メグは発熱するメア目掛けて水をぶっ掛ける。
「だから、全裸になるぞ?」
今度は上段回し蹴りをされる。お前実は格闘家か何かだろ!あと、ちょっと見えちゃった。ラッキー!!
「まぁ、じゃぁどんな材料が必要なんだ?クエストとして俺達で集めてくるぜ。さっきメアが言い出したようにな。こっちはそこそこレベル高いメンツだから
いくら貴重な素材とはいえなんとかなるだろ。・・・一人を除いて・・・。」
俺を見るなよ。俺を・・・。
そして、ウージー先生はメグのその言葉を再確認し、読み上げながら俺達に告げる。
「『ナキワライのハッシュドキノコ』をいくつか、『クルシミマスイガグリの核』が何個か、『ブンゴウドラゴンのダイアの心臓』を一個。
『三郎の親指の爪の垢(耳垢でも可)』がそこそこ・・・」
「・・・・・ずいぶんざっくりとした数字、というかアバウトじゃないか。」
「そいつあ仕方ねぇ。アタシだって人間だ。それに成功確立が低いからねぃ。ブンゴウドラゴンの心臓はでっかいから別にいいけどね。余ったら余ったで買い取らしてもらうから
お嬢ちゃん達も財布が潤っていいじゃないの。」
確かに・・・ワンセットいくらで売れるのかはわからないけど、新しい装備くらいは買えるんじゃないだろうか?
いつまでもモブレードのままってのも忍びない・・・というかいい加減返却しなきゃだ。
「三郎の親指ってのはなんだよ。」
「あぁ、三郎って名前の人捕まえて、譲ってもらえれば、どこの、どの三郎さんでもかまわねぇよ。」
いっそ、そのまま三郎って人にそのままご同行してもらっても構わないと言った。
それは流石に・・・申し訳ないから遠慮した。
「爪垢とか耳垢じゃないとダメなんですか?流石に他人様の爪垢なんて・・・」
恥らうメア。いや、恥らう部分とかじゃなくない?
「毛髪とかでも構いませんよ?」
「それなら」
「「いいんだ!!?」」
折角メアがどういう女の子なのかわかってきたと思っていたのにわからなくなってきてしまった。
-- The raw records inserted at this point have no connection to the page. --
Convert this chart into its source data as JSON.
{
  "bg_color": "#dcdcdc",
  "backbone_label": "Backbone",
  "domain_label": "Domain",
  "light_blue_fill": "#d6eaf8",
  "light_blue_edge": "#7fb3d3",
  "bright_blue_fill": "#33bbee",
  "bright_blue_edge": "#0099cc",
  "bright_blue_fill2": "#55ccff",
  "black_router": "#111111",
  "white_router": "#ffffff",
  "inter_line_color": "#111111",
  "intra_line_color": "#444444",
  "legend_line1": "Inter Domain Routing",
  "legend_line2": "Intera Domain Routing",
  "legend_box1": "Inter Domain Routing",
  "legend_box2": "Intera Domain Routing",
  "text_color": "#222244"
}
「トール、妹と暮らしていた頃は妹の身の回りの世話、下の世話、喜んでなんでもしたわ。」
「へぇ、そうなんだ。でも今そういうはなし関係ないよね?」
そういう過去編は今度スピンオフか何かあったらゆっくり聞こう。あといいなそういうの!羨ましい!
「あと一種類、これがなかなか入手が難しい。」
ウージー先生が難しい顔をした。今までにないくらい難しい顔をしている。
きっと、本当に本当、貴重も貴重なものなのだろう。
「これは高級な調味料なんだが最近数が激減していて絶滅危惧種として扱われる超高級食材だ。」
全員が息を飲んだ。
「『人面ナメクジ』だ。」
どうも楓希な火薬です。
金に飽かせる程に物事を一生懸命生きることは大事でしょう。
しかし、お金は麻薬と同じで身を滅ぼすこともあります。
本当はみんな『お金』がほしいんじゃなくて『お金』の先にある価値が欲しくて求めるんですね。
・・・だからなんだというはなしですが・・・。
メアちゃんのお金の使い方はどうなんでしょう?作中では語っていないんですけど
個人的には必要なものは買うけど、ある程度は節約したいってキャラクターなのかな?
だから、トール君が言ったみたいにそういう面もスピンオフか何かあれば書いてみたい気もします。